Film Review: Banshee Chapter

Copyright: XLrator Media/101 Films
It’s odd that crazy, but very real things like Project MKUltra aren’t more often seen in horror films. They are present in many conspiracy theory movies, but even those are more interested in the ideas like the Manchurian candidate, and the usefulness of using LSD, hypnosis and stuff like that as a means to an end an end. Banshee Chapter is one of those rare films (maybe even unique in this regard) that look at the pure mindless lunacy behind the idea of using hard drugs to achieve anything meaningful. 

Film opens with James, a struggling young writer who managed to get a hold of a substance called DMT-19 (dimethyltryptamine). He believes that dimethyltryptamine had been used in the MKUltra, although he doesn’t know why, and decides to try it on himself. His friend records the experience that soon becomes terrifying. The tape cuts short, and in a matter of days, both men are pronounced missing.

The story follows a reporter named Anne (played by Katia Winter), who went to college with James, and is determined to find out what happen to him. She travels to the southern part of the United States, and soon starts to learn about mysterious radio broadcasts that are somehow connected to everything. Up to this point, the film is a solid horror, but nothing remarkable. But then, a character named Thomas Blackburn, a washed up writer from the hippie era gets on Anne’s radar.

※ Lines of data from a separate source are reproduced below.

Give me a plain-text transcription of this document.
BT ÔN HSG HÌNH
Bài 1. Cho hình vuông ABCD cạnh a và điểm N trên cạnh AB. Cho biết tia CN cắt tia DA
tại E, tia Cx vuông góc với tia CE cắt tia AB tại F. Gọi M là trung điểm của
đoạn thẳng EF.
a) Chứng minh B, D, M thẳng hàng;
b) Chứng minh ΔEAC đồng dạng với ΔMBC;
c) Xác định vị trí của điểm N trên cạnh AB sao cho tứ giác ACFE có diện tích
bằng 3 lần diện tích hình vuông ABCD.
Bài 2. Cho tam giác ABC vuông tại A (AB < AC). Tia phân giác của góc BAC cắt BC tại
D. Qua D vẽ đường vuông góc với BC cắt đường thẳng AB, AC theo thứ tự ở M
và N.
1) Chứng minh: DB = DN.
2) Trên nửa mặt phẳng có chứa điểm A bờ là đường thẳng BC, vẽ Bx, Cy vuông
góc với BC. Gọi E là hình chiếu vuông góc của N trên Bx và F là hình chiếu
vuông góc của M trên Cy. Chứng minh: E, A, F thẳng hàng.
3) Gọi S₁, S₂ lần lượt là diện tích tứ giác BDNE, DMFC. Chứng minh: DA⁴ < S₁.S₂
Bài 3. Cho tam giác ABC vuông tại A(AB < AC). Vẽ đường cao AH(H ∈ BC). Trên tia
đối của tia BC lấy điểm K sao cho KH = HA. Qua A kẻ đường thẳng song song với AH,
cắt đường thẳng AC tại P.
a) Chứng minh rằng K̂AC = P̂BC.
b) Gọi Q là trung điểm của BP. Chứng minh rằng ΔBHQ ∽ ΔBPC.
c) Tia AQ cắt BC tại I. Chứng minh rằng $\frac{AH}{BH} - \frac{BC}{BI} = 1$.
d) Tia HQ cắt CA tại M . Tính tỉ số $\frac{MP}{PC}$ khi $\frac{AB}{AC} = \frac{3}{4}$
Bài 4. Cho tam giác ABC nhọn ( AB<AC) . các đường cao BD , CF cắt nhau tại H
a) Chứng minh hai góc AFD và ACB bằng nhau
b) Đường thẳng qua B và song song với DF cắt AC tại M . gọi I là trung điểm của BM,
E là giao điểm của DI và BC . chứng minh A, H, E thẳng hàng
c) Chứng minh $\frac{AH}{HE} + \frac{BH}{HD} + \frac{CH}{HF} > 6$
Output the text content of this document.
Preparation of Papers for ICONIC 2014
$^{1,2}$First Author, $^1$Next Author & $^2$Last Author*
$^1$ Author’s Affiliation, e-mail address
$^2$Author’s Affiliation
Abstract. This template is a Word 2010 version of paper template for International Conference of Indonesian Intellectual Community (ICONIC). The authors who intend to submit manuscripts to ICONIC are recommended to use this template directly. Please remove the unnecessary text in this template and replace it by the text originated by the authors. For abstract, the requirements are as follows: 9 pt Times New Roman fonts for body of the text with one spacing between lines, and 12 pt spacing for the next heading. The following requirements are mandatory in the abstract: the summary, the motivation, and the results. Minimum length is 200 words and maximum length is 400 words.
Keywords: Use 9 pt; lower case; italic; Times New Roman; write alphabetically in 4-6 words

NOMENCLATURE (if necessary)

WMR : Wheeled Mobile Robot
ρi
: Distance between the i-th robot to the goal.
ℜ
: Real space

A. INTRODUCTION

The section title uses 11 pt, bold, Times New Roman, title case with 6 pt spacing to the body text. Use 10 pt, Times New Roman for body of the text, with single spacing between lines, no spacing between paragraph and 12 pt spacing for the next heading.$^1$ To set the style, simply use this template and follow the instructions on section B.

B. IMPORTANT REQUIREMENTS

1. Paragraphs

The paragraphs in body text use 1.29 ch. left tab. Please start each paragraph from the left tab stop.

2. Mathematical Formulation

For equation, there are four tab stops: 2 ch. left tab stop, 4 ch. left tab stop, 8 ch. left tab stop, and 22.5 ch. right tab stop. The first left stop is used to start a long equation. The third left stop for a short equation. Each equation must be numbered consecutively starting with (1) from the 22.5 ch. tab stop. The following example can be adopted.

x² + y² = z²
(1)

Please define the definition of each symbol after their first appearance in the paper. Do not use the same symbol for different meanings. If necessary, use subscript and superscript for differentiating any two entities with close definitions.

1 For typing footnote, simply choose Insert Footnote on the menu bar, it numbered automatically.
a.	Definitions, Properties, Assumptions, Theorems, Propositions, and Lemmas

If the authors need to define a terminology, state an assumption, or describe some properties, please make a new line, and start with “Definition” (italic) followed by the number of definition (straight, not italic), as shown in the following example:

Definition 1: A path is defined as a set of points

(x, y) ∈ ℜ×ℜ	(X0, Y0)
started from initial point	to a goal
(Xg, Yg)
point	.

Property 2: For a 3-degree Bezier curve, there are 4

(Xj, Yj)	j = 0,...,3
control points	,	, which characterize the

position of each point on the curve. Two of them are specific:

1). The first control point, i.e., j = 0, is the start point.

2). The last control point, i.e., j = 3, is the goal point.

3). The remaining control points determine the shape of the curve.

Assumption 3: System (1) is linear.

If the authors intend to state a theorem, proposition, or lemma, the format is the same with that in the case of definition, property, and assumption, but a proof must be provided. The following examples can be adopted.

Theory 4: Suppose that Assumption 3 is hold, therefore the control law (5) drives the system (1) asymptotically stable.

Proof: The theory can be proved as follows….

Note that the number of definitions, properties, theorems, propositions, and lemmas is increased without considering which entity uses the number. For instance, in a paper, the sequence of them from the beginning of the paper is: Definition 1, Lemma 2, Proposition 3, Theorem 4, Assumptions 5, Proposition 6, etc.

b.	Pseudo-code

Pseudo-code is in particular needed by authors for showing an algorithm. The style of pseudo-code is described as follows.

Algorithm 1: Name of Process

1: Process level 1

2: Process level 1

He is played perfectly by Ted Levine, and resembles Hunter S. Thompson in many aspects (the attitude, guns, drugs, booze, and even his ambitions to become an elected official). His entrance into the story is a major turning point, and after that, Banshee Chapter becomes a real little horror gem.

Blair Erickson directed the film, and did it in an impressive way, not afraid to mix found footage style with the standard third person point of view. But Lady Luck also did her charm, allowing Levine and Winter to develop a great onscreen chemistry. In the first half, Winter seems detached and uninteresting, but when the crazed Blackburn appears, she also raises her game.

Erickson filmed in many deserted locations, like fallout shelters and abandoned condominiums, where the exchanges between the main characters do most of the job in keeping us watching. But frights still creep in (sometimes by the creepy sounds alone), as they are both stalked by unknown figures, drawn somehow by the dimethyltryptamine. This doesn’t deter Blackburn from making crude jokes and observations, which give the film an clever sense of dark humor.

Erickson, and the writer of the film’s story Daniel J. Healy borrowed a lot of the atmosphere and logic from H. P. Lovecraft universe where advanced technology, human psyche, government cover-up’s and unintelligible evil from another plane of existence secretly interlock in domain of everyday life, getting unknowing people hurt in the crossfire. They created and presented this complex system with modest budget and on a short time schedule. Still, the resulting film doesn’t even remotely look campy or silly, which is a big accomplishment on its own.

Blair Erickson managed to put Hunter S. Thompson and H. P. Lovecraft in the same script. That alone would be a big thing in my book, but making it an interesting, fun and a gripping debut film is a small horror miracle.